El capitán comprendió al momento todo, y dijo á Pepita:

-¿Te fías en mi honor y en mi probidad?

-Sí, haced lo que queráis.

-Pues bien; levántate y ven conmigo, abandona esta casa donde se te ha querido cubrir de vergiienza y de infamia; y vos, miserable viejo, salid al momento de aquí: en cuanto á usted, señora, continuó dirigiéndose á la madre, olvide que ha tenido una hija.

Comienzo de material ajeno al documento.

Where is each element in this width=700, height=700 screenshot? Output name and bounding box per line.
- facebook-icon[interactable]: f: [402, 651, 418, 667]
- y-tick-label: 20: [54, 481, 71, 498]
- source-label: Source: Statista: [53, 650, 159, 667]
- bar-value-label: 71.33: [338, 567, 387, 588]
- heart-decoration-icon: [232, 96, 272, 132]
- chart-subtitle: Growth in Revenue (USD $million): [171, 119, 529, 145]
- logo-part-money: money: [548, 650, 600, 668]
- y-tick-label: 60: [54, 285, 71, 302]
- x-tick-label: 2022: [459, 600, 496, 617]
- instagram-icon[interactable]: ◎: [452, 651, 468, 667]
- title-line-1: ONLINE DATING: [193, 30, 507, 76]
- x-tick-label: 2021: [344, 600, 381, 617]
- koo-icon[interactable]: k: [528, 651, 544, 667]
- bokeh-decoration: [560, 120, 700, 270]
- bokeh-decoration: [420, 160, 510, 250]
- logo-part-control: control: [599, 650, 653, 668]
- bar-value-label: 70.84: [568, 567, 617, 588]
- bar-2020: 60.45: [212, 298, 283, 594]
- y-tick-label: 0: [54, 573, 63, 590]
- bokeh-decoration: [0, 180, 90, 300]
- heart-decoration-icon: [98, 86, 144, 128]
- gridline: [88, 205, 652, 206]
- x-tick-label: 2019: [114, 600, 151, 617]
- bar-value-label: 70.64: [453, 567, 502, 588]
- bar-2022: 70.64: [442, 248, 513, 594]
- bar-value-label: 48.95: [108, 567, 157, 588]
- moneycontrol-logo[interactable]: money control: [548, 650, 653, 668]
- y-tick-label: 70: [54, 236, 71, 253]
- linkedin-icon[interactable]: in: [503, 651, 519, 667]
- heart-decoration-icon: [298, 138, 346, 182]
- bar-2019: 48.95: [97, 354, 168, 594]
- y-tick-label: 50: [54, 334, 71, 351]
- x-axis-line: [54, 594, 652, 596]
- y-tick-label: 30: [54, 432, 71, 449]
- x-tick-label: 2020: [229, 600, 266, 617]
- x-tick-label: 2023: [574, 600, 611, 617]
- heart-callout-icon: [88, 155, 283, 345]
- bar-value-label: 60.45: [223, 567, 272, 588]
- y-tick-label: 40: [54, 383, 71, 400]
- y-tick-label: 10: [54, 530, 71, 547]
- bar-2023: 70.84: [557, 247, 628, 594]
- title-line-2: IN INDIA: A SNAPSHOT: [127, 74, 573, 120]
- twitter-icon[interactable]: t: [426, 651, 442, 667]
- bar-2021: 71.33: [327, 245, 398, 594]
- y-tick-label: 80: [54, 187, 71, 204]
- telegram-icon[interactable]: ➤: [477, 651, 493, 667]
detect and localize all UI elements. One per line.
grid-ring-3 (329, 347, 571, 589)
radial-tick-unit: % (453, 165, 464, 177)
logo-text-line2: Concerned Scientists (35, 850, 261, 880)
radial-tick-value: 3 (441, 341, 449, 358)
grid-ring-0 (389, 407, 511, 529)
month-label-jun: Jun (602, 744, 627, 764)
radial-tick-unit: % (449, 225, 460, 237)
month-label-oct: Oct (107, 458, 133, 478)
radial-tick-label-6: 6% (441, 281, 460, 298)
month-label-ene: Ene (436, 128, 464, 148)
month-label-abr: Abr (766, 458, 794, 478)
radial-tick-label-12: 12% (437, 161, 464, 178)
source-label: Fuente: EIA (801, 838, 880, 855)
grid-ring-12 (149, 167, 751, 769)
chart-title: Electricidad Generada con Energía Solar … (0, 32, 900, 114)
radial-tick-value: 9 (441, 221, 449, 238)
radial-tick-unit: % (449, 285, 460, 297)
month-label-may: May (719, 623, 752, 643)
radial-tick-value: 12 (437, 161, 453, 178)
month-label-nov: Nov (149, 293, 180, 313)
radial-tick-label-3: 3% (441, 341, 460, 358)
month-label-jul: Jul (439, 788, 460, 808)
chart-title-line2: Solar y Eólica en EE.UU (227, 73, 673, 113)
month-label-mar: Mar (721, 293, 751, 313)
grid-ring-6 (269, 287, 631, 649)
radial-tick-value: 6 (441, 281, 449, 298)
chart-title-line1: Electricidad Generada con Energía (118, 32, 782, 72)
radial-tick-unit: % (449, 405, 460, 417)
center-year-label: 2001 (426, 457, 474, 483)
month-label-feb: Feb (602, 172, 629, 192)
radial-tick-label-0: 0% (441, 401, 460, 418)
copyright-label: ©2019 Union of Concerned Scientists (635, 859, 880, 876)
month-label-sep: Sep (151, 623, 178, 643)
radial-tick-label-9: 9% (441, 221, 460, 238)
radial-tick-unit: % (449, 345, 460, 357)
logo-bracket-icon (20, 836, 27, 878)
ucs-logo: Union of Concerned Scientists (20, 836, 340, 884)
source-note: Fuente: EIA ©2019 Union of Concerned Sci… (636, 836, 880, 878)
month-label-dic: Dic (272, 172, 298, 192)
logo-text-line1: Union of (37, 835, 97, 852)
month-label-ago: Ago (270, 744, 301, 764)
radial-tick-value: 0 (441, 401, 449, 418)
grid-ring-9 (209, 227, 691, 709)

El viejo había permanecido petrificado con la súbita aparición del capitán; más recobrándose un poco le asaltó un rapto de cólera, y sacando un puñal, de un salto se puso al alcance del capitán. Este, protegiendo con un brazo á Pepita, con el otro asió la muñeca del viejo y la apretó fuertemente, de manera que le hizo soltar el arma, y hacer horribles gestos á causa del dolor.

-¡ Infame seductor! le dijo, tened cuenta con que esta criatura es ya mi hija; si volvéis á maquinar contra su inocencia, no dejaré ni escombros de vuestras casa ni de vuestra hacienda. Salid.

El capitán condujo al viejo hasta el umbral de la puerta, y allí lo empujó violentamente, de suerte que fué á caer en medio de la calle: luego tomó del brazo á Pepita, y se dirigió á su casa con ella, dejando á la madre encerrada con llave.

V

LA CENA.

El capitán Luis Castillo, á pesar de lo que va expresado, no era hombre de la mejor moral en punto á mujeres. Joven, soldado y con algún dinero, siempre estaba metido en aventuras y escenas amorosas; pero la influencia que Pepita ejercía sobre él, era increíble.